Penney Co. Inc. and Nordstrom Inc., both of which reported results that
pleased Wall Street.
"Is
the retail industry finally on the mend? It appears that tentatively the
answer could be yes," said Michael P. Niemira, vice president of Bank
of Tokyo-Mitsubishi Ltd., whose same-store sales tally was up 3.1 percent
for the month. Niemira had expected a 2 percent gain.
"You
are starting to see some life in the industry," he said.
Niemira
now believes merchants could have same-store sales for the holidays at
the high end of his forecast of a 2 percent to 3.75 percent gain. Previously,
he expected results at the low end of that range.
The
better-than-expected results caused a slew of retailers, including Penney,
Kohl's Corp., Gap, AnnTaylor Corp., Talbots Inc. and Federated Department
Stores Inc., to upgrade their earnings projections for the third quarter,
after many had downgraded their forecasts only a month ago.
One
of the most dramatic revisions came from Gap, which said profits will
be in the range of 12 cents to 14 cents a share. Analysts surveyed by
Thomson First Call expected 6 cents per share.
Gap
reports its results on Nov. 14.
Meanwhile,
the government released two upbeat economic reports. The Labor Department
said new claims for unemployment benefits dropped last week by a seasonally
adjusted 20,000 to 390,000, the lowest number since early October.
The
department also reported that productivity, a vital element in the economy's
long-term health, grew at an annual rate of 4 percent in the summer. It
was the strongest performance since the beginning of this year.
Analysts
are waiting to see how consumers will behave in the crucial November and
December months, which combined account for nearly a quarter of merchants'
annual sales.
Certainly,
(the cold spell) helped propel consumers to buy the merchandise, and it's
a first boost for retailers in the last six weeks," said Walter Loeb,
president of Loeb Associates, a retail consulting company. "But going
forward, retailers will have a hook out to lure consumers with strong
promotions."
What
concerns analysts is there is so much economic uncertainty the prospect
of war in Iraq, a sluggish job market and a volatile stock market. Furthermore,
they are worried about the slowdown in wage growth that could make consumers
pull back for the holiday season.
Adding
to retailers' headaches is the 10-day shutdown of West Coast ports that
left mounds of holiday merchandise stranded. Analysts, however, say it
appears cargo is indeed moving, and that retailers are getting shipments
to their stores.
Furthermore,
retailers bemoan that there isn't a must-have toy or fashion item to help
bring in shoppers. But there are several toys that are hits with consumers,
including Mattel's Barbie as Rapunzel, anything to do with the Japanese
game Yu-Gi-Oh! and merchandise tied to the "Spider-Man" movie.
Analysts
expect discounters, particularly Wal-Mart, Kohl's and Target Corp., to
have a strong holiday, but department stores will face the biggest challenges.
Wal-Mart
posted an October same-store sales increase of 3.7 percent, far better
than the 3 percent gain Wall Street projected.
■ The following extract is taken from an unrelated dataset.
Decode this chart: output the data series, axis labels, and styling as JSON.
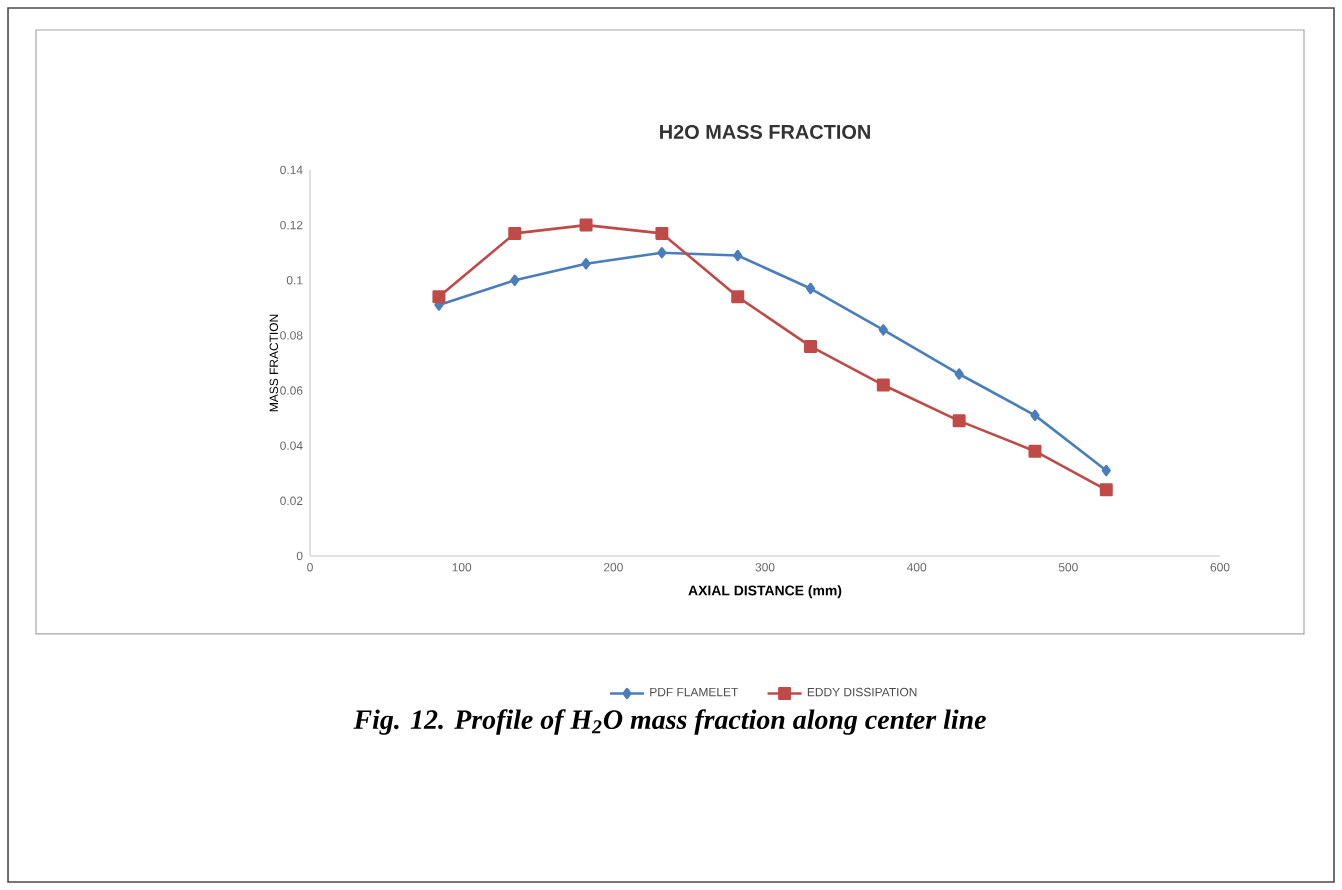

Kohl's said same-store
sales rose 18.3 percent, better than the anticipated 5.8 percent.
Target
said same-store sales increased 1.5 percent. Wall Street expected a gain
of 0.4 percent.
Among
the stores that languished are Sears, which blamed the weak economy for
sluggish sales of big-ticket items such as home appliances, home electronics
and jewelry.
The
company, however, was pleased with its apparel business, which experienced
"substantial improvement."
Sears
reported a same-store sales decline of 10 percent, much worse than the
6.6 percent decline Wall Street forecast.